Outreach, In-reach, and Partnerships: A critical component of our approach is fostering meaningful engagement through our nation’s communities, research associations, and the many groups and organizations represented throughout the various STEM industries. NSF recognizes that no agency, institution, or organization alone can create the momentum needed to build a more inclusive science and engineering enterprise. We also realize that fostering meaningful change requires intense collaboration and intentional, strategic actions among all partners.
The resources, funding, and initiatives at NSF that we’re employing to broaden participation serve as the seeds for strengthening and diversifying the STEM community. That is the beauty of what NSF funding can do. It can give organizations the breathing room to test out ideas and not always feel pressure to succeed. These grants can help fund kernels of ideas.

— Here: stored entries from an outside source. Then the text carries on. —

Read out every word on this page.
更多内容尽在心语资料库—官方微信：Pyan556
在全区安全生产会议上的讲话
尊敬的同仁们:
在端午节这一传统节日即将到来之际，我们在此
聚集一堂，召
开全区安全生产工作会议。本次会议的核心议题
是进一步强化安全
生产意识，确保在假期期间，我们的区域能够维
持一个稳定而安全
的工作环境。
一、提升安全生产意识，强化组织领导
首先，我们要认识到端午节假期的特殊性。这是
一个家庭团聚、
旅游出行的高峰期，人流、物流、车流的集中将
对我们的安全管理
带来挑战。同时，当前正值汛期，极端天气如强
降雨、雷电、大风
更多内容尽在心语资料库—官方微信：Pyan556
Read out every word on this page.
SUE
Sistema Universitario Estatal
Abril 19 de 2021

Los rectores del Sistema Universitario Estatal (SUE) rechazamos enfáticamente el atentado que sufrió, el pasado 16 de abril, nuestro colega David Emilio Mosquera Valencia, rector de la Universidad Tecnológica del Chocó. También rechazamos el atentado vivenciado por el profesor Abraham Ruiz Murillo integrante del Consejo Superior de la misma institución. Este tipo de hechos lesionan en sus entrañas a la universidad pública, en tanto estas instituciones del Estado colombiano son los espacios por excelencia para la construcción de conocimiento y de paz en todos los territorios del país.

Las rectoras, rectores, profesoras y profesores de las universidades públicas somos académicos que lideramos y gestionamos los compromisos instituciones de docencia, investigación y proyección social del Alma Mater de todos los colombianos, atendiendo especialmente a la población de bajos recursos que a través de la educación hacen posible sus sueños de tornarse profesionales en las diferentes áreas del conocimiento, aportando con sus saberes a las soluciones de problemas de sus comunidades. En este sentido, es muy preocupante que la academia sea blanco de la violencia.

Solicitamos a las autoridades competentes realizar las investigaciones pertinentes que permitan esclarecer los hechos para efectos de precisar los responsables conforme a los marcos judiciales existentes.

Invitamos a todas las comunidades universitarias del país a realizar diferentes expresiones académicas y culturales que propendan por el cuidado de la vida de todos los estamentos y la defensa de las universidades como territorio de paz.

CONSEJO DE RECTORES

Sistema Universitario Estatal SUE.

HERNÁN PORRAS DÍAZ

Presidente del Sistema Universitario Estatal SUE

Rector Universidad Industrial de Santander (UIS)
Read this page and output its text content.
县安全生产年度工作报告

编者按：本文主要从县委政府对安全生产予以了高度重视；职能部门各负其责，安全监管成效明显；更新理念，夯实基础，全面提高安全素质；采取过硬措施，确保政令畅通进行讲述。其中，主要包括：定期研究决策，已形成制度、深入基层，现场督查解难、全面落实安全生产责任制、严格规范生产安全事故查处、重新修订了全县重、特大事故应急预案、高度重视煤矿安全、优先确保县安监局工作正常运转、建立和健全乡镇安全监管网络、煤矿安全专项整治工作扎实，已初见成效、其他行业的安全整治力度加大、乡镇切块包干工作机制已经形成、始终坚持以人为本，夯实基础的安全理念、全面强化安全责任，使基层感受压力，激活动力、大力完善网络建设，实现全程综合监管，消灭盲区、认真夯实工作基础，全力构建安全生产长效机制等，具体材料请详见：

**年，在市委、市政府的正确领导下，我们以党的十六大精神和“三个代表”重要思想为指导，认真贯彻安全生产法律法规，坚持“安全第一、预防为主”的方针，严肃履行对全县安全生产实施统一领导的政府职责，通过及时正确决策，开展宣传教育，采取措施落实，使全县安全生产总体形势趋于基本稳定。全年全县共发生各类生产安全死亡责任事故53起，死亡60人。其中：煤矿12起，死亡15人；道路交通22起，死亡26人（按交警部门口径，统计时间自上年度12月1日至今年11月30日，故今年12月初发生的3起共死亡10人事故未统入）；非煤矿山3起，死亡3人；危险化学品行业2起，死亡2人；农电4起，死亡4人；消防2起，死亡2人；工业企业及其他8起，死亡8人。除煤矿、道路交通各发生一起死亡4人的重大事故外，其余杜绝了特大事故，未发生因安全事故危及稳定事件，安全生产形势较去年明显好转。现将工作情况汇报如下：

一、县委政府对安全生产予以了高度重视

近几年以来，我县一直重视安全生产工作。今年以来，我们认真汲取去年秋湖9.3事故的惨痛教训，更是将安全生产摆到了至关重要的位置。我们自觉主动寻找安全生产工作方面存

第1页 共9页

Further, they can show where the seeds are not working, where they can be improved, and how to think about taking them to scale. But to foster real growth and make lasting change, though, we need to institutionalize efforts that are shown to work and create environments that value inclusivity and diversity.
Our nation’s HBCUs play a critical role in this mission, and they are at the front of an ever-changing academic and professional landscape. We need HBCUs to tell their success stories and share their failures where they’re accessible to a broader audience and can have a wider impact. NSF’s leadership wants to hear what is working and what is not. This is the only way to truly amplify the efforts of HBCUs and create an exponential impact throughout the country.
I encourage you, reader, to look for opportunities and, even better, create opportunities for yourself, your institutions, and organizations to interact with NSF’s awards and programs in new and innovative ways.
Building a more robust and inclusive science and engineering enterprise is not easy, and there is no one-size-fits-all solution. However, I do not doubt that we can create the change we need and build a diverse, inclusive national enterprise prepared to drive forward the frontiers of discovery and innovation for decades to come.